Gli Stati Uniti non rappresentano più la principale potenza economica mondiale; d’altronde, erano già stati sopravanzati dalla Cina da anni, quanto a numero di brevetti depositati. Si aggiunga anche il sorpasso in termini di Pil realizzato nel 2021 dai Brics sui Paesi membri del G-7.
Ormai i Paesi occidentali, Giappone incluso, non sono più nelle condizioni di dettare legge al resto del mondo: ci troviamo dinnanzi a uno spostamento strutturale, documentato da una miriade di prove. Giacomo Gabellini ha pienamente ragione nel sottolineare che la guerra in Ucraina ha accelerato un’evoluzione in tal senso – il conflitto ha contribuito a concretizzare questa transizione, come dimostrano l’alto numero di Paesi che bussano ormai alle porte dei Brics e il graduale allargamento dell’organizzazione.
Ma è cambiata anche la composizione dei settori economici nei principali Paesi del mondo. Nel 2021, il contributo al Pil fornito dall’industria è risultato pari al 39,43 per cento per la Cina, al 33,16 per cento per la Russia, al 29,02 per cento per il Giappone, al 26,74 per cento per la Germania, al 25,89 per cento per l’India, al 18,86 per cento per il Brasile, al 17,88 per cento per gli Stati Uniti e al 17,49 per cento per il Regno Unito.
L’apporto dei servizi si è attestato al 77,60 per cento per gli Stati Uniti, al 71,46 per cento per il Regno Unito, al 69,47 per cento per il Giappone, al 62,88 per cento per la Germania, al 59,38 per cento per il Brasile, al 53,31 per cento per la Cina, al 52,91 per cento per la Russia e al 47,51 per cento per l’India.

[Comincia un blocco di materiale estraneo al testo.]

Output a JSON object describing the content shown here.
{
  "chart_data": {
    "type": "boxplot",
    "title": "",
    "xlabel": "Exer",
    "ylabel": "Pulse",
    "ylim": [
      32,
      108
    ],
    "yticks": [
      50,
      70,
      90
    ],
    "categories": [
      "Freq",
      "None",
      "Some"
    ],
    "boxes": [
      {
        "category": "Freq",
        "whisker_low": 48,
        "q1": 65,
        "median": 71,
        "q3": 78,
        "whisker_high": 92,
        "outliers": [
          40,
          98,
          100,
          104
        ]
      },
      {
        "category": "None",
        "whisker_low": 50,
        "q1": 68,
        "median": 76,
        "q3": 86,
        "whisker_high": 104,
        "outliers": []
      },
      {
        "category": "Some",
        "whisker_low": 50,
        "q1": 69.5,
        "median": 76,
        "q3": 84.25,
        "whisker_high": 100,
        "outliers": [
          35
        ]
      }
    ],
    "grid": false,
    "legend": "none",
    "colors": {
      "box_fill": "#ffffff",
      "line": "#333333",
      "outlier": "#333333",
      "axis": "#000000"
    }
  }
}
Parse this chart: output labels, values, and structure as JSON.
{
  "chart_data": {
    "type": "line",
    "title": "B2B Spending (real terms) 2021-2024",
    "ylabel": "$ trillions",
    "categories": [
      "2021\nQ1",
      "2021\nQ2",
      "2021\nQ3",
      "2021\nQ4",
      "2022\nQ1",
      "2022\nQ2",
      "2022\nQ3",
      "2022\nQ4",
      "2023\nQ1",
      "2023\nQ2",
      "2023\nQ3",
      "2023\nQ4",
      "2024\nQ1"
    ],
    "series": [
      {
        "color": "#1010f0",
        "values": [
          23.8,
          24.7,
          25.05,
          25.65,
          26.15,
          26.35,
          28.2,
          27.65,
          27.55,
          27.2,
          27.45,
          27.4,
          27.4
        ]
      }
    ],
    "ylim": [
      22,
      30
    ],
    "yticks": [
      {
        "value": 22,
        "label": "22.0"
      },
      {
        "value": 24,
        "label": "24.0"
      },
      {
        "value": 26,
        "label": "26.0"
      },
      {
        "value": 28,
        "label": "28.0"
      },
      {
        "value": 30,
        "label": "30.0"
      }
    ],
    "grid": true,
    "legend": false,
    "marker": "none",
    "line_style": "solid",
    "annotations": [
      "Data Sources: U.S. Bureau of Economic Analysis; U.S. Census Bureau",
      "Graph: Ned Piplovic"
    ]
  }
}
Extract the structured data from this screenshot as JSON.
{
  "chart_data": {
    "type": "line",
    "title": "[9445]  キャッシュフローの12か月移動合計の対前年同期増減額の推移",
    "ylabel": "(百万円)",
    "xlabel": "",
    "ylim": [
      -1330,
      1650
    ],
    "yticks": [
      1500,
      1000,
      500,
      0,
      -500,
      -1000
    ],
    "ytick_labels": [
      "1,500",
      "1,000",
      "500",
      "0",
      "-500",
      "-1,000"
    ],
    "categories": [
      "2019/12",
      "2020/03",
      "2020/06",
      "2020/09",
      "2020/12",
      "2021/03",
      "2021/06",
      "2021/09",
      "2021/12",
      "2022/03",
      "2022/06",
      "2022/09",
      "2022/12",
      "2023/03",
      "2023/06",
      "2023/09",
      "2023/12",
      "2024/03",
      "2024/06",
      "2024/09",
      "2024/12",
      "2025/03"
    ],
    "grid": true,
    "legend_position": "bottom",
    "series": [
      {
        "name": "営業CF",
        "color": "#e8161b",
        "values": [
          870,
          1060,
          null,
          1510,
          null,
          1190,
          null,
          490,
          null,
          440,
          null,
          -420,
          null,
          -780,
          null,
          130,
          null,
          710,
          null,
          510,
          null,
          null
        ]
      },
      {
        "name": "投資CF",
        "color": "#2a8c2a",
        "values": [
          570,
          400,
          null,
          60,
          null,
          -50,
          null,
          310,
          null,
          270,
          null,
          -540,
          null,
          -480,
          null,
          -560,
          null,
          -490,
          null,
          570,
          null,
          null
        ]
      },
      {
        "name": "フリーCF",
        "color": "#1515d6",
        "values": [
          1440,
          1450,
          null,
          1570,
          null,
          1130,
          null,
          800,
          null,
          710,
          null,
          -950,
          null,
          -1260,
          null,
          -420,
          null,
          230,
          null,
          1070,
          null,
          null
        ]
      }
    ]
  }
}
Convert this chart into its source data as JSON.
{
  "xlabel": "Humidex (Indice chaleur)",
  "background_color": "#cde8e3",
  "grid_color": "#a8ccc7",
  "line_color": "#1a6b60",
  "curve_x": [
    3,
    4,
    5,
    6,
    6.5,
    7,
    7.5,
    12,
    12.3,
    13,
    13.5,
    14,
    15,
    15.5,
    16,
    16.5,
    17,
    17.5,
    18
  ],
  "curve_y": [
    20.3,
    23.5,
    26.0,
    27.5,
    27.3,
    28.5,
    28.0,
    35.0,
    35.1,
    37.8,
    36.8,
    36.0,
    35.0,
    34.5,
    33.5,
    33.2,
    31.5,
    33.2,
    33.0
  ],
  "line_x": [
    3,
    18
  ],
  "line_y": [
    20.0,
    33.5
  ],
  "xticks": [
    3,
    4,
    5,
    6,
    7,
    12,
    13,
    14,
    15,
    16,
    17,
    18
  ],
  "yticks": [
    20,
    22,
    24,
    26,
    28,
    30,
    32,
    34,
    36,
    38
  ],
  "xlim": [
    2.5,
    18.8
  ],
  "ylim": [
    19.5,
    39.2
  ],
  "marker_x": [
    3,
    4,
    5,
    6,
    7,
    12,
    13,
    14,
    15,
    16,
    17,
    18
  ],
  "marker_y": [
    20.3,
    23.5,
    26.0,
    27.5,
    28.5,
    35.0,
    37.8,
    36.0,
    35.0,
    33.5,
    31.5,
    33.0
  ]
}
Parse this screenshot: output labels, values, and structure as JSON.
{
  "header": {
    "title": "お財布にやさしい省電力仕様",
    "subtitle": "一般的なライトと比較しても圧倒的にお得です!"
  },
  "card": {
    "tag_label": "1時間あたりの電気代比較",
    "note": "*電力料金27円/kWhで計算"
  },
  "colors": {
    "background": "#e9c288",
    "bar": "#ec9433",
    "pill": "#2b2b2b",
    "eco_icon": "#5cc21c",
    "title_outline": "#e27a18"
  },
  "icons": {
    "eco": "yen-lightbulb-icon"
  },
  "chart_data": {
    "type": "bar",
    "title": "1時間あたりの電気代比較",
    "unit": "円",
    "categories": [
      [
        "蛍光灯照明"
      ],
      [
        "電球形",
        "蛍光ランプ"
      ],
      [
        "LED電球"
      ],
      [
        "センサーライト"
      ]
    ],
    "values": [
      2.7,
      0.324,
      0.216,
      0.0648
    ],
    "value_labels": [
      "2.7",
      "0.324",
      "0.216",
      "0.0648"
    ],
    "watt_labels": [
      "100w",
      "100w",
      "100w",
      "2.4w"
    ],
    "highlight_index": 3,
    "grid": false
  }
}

L’agricoltura ha invece pesato per il 16,82 per cento in riferimento all’India, per il 7,26 per cento al Brasile, per il 6,89 per cento al Brasile, per il 3,80 per cento alla Russia, per l’1,04 per cento al Giappone, per lo 0,96 per cento agli Stati Uniti, per lo 0,85 per cento alla Germania e per lo 0,67 per cento al Regno Unito.